The Meeting – Film Review by Frank L

Directed by Alan Gilsenan

Ailbhe Griffith was sexually assaulted on her way home having got off her bus. Nine years after the attack, notwithstanding the perpetrator having served a criminal sentence, she still needed to get the events surrounding the attack behind her or as she succinctly states, to get her life back. She wanted to meet her attacker. She was needing what has become known as “restorative justice”. An advocate of that process is and has been one Marie Keenan. She made contact with her.

To create such a meeting requires careful and detailed preparations. Gilsenan’s film does not deal with these important procedural steps. It concentrates on the meeting itself. The very essence of the process.

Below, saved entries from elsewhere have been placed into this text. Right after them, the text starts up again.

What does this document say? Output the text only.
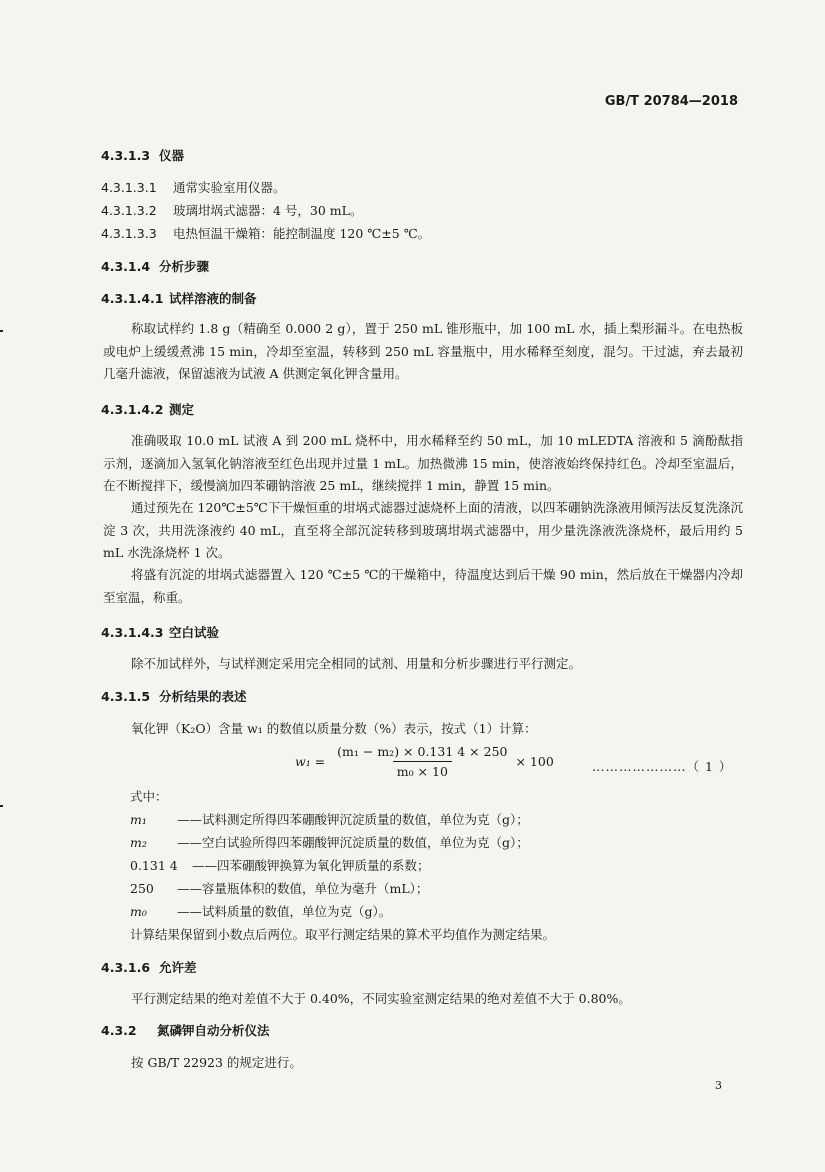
GB/T 20784—2018
4.3.1.3 仪器
4.3.1.3.1 通常实验室用仪器。
4.3.1.3.2 玻璃坩埚式滤器：4 号，30 mL。
4.3.1.3.3 电热恒温干燥箱：能控制温度 120 ℃±5 ℃。
4.3.1.4 分析步骤
4.3.1.4.1 试样溶液的制备
称取试样约 1.8 g（精确至 0.000 2 g），置于 250 mL 锥形瓶中，加 100 mL 水，插上梨形漏斗。在电热板或电炉上缓缓煮沸 15 min，冷却至室温，转移到 250 mL 容量瓶中，用水稀释至刻度，混匀。干过滤，弃去最初几毫升滤液，保留滤液为试液 A 供测定氧化钾含量用。
4.3.1.4.2 测定
准确吸取 10.0 mL 试液 A 到 200 mL 烧杯中，用水稀释至约 50 mL，加 10 mLEDTA 溶液和 5 滴酚酞指示剂，逐滴加入氢氧化钠溶液至红色出现并过量 1 mL。加热微沸 15 min，使溶液始终保持红色。冷却至室温后，在不断搅拌下，缓慢滴加四苯硼钠溶液 25 mL，继续搅拌 1 min，静置 15 min。
通过预先在 120℃±5℃下干燥恒重的坩埚式滤器过滤烧杯上面的清液，以四苯硼钠洗涤液用倾泻法反复洗涤沉淀 3 次，共用洗涤液约 40 mL，直至将全部沉淀转移到玻璃坩埚式滤器中，用少量洗涤液洗涤烧杯，最后用约 5 mL 水洗涤烧杯 1 次。
将盛有沉淀的坩埚式滤器置入 120 ℃±5 ℃的干燥箱中，待温度达到后干燥 90 min，然后放在干燥器内冷却至室温，称重。
4.3.1.4.3 空白试验
除不加试样外，与试样测定采用完全相同的试剂、用量和分析步骤进行平行测定。
4.3.1.5 分析结果的表述
氧化钾（K₂O）含量 w₁ 的数值以质量分数（%）表示，按式（1）计算：
$w_1 = \frac{\text{(m₁ − m₂) × 0.131 4 × 250}}{\text{m₀ × 10}} \times 100$	…………………（ 1 ）
式中：
m₁ ——试料测定所得四苯硼酸钾沉淀质量的数值，单位为克（g）；
m₂ ——空白试验所得四苯硼酸钾沉淀质量的数值，单位为克（g）；
0.131 4 ——四苯硼酸钾换算为氧化钾质量的系数；
250 ——容量瓶体积的数值，单位为毫升（mL）；
m₀ ——试料质量的数值，单位为克（g）。
计算结果保留到小数点后两位。取平行测定结果的算术平均值作为测定结果。
4.3.1.6 允许差
平行测定结果的绝对差值不大于 0.40%，不同实验室测定结果的绝对差值不大于 0.80%。
4.3.2 氮磷钾自动分析仪法
按 GB/T 22923 的规定进行。
3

In the film Ailbhe Griffith plays herself, in this dramatised reconstruction of actual events. She is supported at the meeting by Marie Keenan who is also played by herself. There was no transcript of the actual meeting but Gilsenan has from detailed interviews with Ailbhe Griffith and Marie Keenan reconstructed the events which occurred at the meeting in order to recreate what took place. The perpetrator is played by an actor Terry Neill as is the chair of the meeting and their respective supporters. Terry Neill’s performance given the dynamics of being an actor while the woman opposite is the actual victim of the sexual attack which is being considered in detail is of the first rank.

In a recent interview in the Irish Times Alan Gilsenan explains the decision of the attacker not to participate in the making of the film. As a result Gilsenan states “while each and every detail of The Meeting is true, we anonymised the man and removed all personal elements. I hope the press and other media will respect and concur with that decision.” It is most important that his words are heeded.

The film lasts the same period of time that the actual meeting lasted. The relevance of time is accentuated by the plain clock which watches guard over the meeting as it unfolds. The calmness which imbues the proceedings, notwithstanding the violence which it is analysing, is a credit to all participants including the perpetrator who attended the actual meeting. Gilsenan requires high praise for undertaking such a daunting enterprise and delivering it with such dignity and seriousness. It is to be hoped that this careful reconstruction of a meeting between a victim and a perpetrator may lead to an increased understanding in society of the value of the restorative justice processes. Ailbhe Griffith in playing herself in the film proclaims that she has indeed got her life back and is by her assured presence in the film a wonderful advocate for the process.